View Single Post
Old 12-03-13, 12:26 AM
  #3  
Jseis 
Other Worldly Member
 
Jseis's Avatar
 
Join Date: May 2012
Location: The old Northwest Coast.
Posts: 1,540

Bikes: 1973 Motobecane Grand Jubilee, 1981 Centurion Super LeMans, 2010 Gary Fisher Wahoo, 2003 Colnago Dream Lux, 2014 Giant Defy 1, 2015 Framed Bikes Minnesota 3.0, several older family Treks

Mentioned: 5 Post(s)
Tagged: 0 Thread(s)
Quoted: 194 Post(s)
Liked 136 Times in 53 Posts
When I rode cross continent in '76 we started at ~35 miles a day out of Vancouver BC. We weren't in a hurry through the coast range and Rockies. East of Calgary to Winnipeg we were in the 65 mile a day range. A few weeks later later we had many 98, 100, +100 days. 118-120 was about as high as we got.

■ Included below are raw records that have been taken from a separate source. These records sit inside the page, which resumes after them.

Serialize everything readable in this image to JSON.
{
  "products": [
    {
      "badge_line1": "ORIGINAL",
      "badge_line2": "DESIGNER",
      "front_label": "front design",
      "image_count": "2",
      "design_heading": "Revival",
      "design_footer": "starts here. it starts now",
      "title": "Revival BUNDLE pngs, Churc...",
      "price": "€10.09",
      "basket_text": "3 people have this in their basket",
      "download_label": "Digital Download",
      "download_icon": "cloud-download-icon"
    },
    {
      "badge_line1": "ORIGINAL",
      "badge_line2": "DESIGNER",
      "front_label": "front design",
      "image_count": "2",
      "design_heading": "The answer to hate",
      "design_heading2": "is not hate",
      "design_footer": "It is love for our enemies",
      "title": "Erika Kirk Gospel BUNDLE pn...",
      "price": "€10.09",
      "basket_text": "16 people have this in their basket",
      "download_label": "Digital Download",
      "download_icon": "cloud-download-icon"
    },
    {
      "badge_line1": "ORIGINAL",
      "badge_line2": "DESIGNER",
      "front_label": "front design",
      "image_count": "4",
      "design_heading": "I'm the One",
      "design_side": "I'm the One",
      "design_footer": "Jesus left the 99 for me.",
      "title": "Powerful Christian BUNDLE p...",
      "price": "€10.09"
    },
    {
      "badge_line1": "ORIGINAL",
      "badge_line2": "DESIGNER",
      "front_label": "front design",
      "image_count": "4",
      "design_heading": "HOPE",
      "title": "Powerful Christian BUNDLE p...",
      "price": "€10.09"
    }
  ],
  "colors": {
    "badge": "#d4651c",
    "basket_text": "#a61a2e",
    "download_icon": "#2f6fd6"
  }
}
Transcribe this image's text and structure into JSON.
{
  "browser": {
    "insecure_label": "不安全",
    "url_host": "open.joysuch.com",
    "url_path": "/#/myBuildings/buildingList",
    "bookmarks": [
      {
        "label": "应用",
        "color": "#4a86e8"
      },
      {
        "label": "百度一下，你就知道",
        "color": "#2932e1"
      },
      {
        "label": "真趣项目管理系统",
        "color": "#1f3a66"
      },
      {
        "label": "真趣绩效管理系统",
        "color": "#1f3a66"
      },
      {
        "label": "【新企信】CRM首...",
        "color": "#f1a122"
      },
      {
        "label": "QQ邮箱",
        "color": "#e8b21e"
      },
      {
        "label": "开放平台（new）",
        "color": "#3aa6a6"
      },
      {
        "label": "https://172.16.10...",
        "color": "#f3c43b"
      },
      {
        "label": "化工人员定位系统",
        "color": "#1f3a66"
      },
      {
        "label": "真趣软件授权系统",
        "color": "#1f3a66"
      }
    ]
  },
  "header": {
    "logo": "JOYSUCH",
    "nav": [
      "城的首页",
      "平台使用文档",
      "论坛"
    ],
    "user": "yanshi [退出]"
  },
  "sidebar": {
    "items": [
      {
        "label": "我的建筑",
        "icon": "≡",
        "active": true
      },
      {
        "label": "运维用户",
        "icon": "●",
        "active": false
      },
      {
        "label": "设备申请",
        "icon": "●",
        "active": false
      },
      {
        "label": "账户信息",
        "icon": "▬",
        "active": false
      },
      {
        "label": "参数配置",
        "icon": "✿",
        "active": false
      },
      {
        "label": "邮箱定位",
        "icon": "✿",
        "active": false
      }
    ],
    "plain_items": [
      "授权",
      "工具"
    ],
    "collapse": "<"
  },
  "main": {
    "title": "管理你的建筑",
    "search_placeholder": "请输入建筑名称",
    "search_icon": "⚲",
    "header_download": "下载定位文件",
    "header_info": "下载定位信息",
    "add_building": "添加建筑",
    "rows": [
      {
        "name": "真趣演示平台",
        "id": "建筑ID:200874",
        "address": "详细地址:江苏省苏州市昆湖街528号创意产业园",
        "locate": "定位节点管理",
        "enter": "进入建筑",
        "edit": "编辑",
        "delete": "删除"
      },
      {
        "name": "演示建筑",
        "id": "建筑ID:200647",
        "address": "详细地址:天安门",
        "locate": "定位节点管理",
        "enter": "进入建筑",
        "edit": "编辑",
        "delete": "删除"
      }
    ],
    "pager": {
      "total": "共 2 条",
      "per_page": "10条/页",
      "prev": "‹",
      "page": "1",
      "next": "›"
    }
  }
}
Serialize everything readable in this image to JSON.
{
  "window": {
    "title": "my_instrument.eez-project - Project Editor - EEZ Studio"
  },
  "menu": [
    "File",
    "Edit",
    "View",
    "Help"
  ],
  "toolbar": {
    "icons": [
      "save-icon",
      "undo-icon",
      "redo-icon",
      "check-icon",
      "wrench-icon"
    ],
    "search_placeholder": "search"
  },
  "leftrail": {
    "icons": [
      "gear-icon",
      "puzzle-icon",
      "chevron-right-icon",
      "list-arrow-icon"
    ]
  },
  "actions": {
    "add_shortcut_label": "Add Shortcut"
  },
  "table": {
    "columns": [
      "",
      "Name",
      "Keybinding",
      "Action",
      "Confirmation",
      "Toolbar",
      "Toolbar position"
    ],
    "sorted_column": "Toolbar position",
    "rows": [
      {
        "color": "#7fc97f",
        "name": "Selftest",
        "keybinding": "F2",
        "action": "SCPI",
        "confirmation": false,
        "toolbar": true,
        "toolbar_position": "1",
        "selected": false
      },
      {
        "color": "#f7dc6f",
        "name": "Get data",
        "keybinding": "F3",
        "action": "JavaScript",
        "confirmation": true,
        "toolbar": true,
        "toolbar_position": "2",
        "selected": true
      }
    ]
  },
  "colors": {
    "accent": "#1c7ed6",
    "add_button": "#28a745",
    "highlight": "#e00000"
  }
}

We were bike packing and carried about 35-40 pounds per person. 100 miles a day touring takes ~12 hour a day steady riding, particularly if you are loaded. I'd think a rider in good touring shape could do 100 miles a day out of the gate but it might take light packing and lots of pre-trip seat time. Out daily pattern was rise, eat, ride eat, nap, eat, ride, ride, eat, sleep. 100 miles a day means burning ~7000-8000 calories a day (say 5-6K + 2000 BMR) and that's a lot eating! At the age of 21 it was somewhat easy...now at 58 I'd need more rest to repair my bod. Early RAM speed averages were around 12mph+ so for an experienced cyclist! it might be possible to ride 8-9 hours in the saddle..burn through that 100 miles and spend quality time resting.....and eating!!!